Employee Retention Tax Credit (ERTC): Part of Congress’s response to COVID, this program encouraged employers to continue to pay workers even during periods when their business was significantly down or in some way impacted by government orders or to start a new trade or business. Can be as much as $5,000 per employee for 2020 and $7,000 per employee per quarter in 2021.

Let’s elaborate on the ERTC. This has come up a lot over the last couple of years, but it still feels like an underutilized resource. Why do you think that is, and how can operators make sure they don’t miss out?

Unlike the PPP, the funds allocated to this program are not limited, which I suspect allows employers to access the program at a more leisurely pace since they don’t have to worry about the funds running out. It also has eligibility and computational requirements some of which can be hard to understand, we talk to restaurants all the time who aren’t sure if they qualify (most clearly do). 

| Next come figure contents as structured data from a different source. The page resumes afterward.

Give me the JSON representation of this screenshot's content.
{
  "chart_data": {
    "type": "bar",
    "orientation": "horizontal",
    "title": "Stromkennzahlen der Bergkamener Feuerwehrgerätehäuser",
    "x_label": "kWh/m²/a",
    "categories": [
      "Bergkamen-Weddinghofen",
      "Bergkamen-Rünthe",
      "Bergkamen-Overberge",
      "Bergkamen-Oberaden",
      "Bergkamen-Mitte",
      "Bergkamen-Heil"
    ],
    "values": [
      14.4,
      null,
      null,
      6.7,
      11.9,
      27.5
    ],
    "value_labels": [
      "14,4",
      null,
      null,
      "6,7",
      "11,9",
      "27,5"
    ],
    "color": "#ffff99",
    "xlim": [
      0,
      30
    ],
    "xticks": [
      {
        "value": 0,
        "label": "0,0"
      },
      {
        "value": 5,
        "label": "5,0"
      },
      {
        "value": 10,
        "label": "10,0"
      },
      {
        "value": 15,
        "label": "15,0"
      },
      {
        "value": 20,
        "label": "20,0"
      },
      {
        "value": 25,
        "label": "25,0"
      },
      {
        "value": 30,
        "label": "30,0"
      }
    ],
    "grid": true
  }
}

What are some other steps restaurants can take today to navigate the current climate?

First and foremost, the statute of limitations for claiming the employee retention tax credit will start to run out on July 31, 2023, so if you haven’t assessed your eligibility for the program do so well in advance of that date so you can get your claim in. Many providers have backlogs and it can take a while to get through the process. The FICA tip credit should be reviewed each year-end to see if you qualify. WOTC is a great program which has become much easier to administer with the advent of electronic screening, if you haven’t assessed what this program means to you, here is a calculator that can help you assess how much it can help. 

What do you think of further potential federal aid? Does that seem realistic at this point?

Given inflationary pressure I doubt that any meaningful extensions or enhancements of these employment-based tax credit programs will be forthcoming in the near future. In fact, Congress ended two or the three eligibility categories early on September 30, 2021 even though they were originally set to run through December 31, 2021.

Is there anything else operators should be aware of regarding programs and incentives?

Tax incentives used to be utilized almost exclusively by large corporate taxpayers, in today’s post-COVID world they are available and important to a much broader group of employers, make sure you’ve assessed how much they could potentially help your business so you don’t lose a competitive advantage. An easy way to find out is to use companies like ours that specialize in this.